Miłosz Motyka, Arkadiusz Myrcha

Prokuratura wszczęła śledztwo w sprawie "dwóch wież". Jarosław Kaczyński stwierdził, że "są to konfabulacje". - To nie Kaczyński będzie decydował, czy coś ma charakter przestępczy, czy nie. To prokuratura będzie sprawdzała - mówił Miłosz Motyka (PSL, wiceminister klimatu i środowiska). Gość programu "Kropka nad i" w TVN24 stwierdził, że PiS nie może się pogodzić z tym, że są wszczynane śledztwa w ich sprawie. - Oni się dziwią, że przyszła po nich prawdziwa sprawiedliwość - dodał Motyka.
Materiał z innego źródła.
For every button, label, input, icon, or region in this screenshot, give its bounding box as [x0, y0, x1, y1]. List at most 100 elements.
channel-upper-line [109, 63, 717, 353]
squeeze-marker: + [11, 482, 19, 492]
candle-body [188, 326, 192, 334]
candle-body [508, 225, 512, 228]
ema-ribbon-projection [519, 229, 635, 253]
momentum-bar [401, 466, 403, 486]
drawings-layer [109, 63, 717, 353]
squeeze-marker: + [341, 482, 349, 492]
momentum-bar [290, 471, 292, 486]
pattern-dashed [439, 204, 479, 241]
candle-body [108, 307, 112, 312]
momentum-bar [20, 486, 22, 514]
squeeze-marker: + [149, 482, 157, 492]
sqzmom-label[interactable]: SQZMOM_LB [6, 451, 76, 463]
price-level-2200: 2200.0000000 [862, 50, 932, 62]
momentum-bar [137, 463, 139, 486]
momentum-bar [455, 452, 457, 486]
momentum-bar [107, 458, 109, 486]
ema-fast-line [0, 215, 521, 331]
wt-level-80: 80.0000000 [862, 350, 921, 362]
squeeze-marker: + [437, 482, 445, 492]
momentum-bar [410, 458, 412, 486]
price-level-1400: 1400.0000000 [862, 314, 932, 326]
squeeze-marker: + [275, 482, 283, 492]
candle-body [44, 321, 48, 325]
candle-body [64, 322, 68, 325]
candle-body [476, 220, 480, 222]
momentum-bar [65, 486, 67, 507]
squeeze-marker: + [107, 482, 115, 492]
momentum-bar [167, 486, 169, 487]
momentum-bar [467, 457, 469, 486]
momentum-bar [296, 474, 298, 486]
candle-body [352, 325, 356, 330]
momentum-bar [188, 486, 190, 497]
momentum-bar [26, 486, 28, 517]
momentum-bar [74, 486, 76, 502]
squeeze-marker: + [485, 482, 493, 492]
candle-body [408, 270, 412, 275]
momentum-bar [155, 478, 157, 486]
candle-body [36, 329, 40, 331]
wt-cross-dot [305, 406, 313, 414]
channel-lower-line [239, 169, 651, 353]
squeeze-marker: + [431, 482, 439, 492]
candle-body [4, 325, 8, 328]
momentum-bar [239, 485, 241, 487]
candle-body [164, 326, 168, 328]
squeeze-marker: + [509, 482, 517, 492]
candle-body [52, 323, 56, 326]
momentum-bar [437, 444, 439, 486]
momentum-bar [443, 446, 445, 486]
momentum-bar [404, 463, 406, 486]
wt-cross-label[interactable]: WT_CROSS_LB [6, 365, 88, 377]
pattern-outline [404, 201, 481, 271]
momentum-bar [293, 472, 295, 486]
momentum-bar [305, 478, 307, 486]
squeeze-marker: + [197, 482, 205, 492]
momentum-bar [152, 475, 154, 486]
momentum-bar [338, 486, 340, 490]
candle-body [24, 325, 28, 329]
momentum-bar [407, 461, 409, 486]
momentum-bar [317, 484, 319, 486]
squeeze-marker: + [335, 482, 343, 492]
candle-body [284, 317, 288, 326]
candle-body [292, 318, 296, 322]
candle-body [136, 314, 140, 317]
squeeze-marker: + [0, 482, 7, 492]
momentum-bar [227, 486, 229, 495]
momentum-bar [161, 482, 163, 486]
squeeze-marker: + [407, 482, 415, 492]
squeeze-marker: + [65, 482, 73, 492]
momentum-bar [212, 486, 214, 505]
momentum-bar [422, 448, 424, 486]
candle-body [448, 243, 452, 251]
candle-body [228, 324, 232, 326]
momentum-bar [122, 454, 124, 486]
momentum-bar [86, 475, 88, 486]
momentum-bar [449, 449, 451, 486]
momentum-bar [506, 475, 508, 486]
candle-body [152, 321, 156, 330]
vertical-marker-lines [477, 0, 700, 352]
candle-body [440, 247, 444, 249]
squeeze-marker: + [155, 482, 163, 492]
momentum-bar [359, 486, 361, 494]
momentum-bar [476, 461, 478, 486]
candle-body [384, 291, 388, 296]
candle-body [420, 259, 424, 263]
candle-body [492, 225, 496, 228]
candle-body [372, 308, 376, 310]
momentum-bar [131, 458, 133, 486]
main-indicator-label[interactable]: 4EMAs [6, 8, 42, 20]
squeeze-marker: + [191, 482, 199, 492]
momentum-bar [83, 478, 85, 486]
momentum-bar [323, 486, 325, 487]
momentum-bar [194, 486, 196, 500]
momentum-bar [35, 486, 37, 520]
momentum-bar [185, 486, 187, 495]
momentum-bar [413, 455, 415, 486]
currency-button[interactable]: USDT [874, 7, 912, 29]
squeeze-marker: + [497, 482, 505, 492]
Według Arkadiusza Myrchy (KO, wiceminister sprawiedliwości) ilość wątków do zbadania w sprawie "dwóch wież" jest tak dużo, że jej "zakopanie" za czasów PiS "jest jednym gigantycznym skandalem". Wypomniał ówczesnej prokuraturze, że osoba, która zawiadomiła o przestępstwie, była przesłuchiwana przez wiele godzin, natomiast sam Kaczyński "nawet nie dostał telefonu". - Ilości wątków do wyjaśnienia jest wiele - dodał. Goście Moniki Olejnik mówili także m.in. o pomysłach premiera na poprawę sytuacji w gospodarce.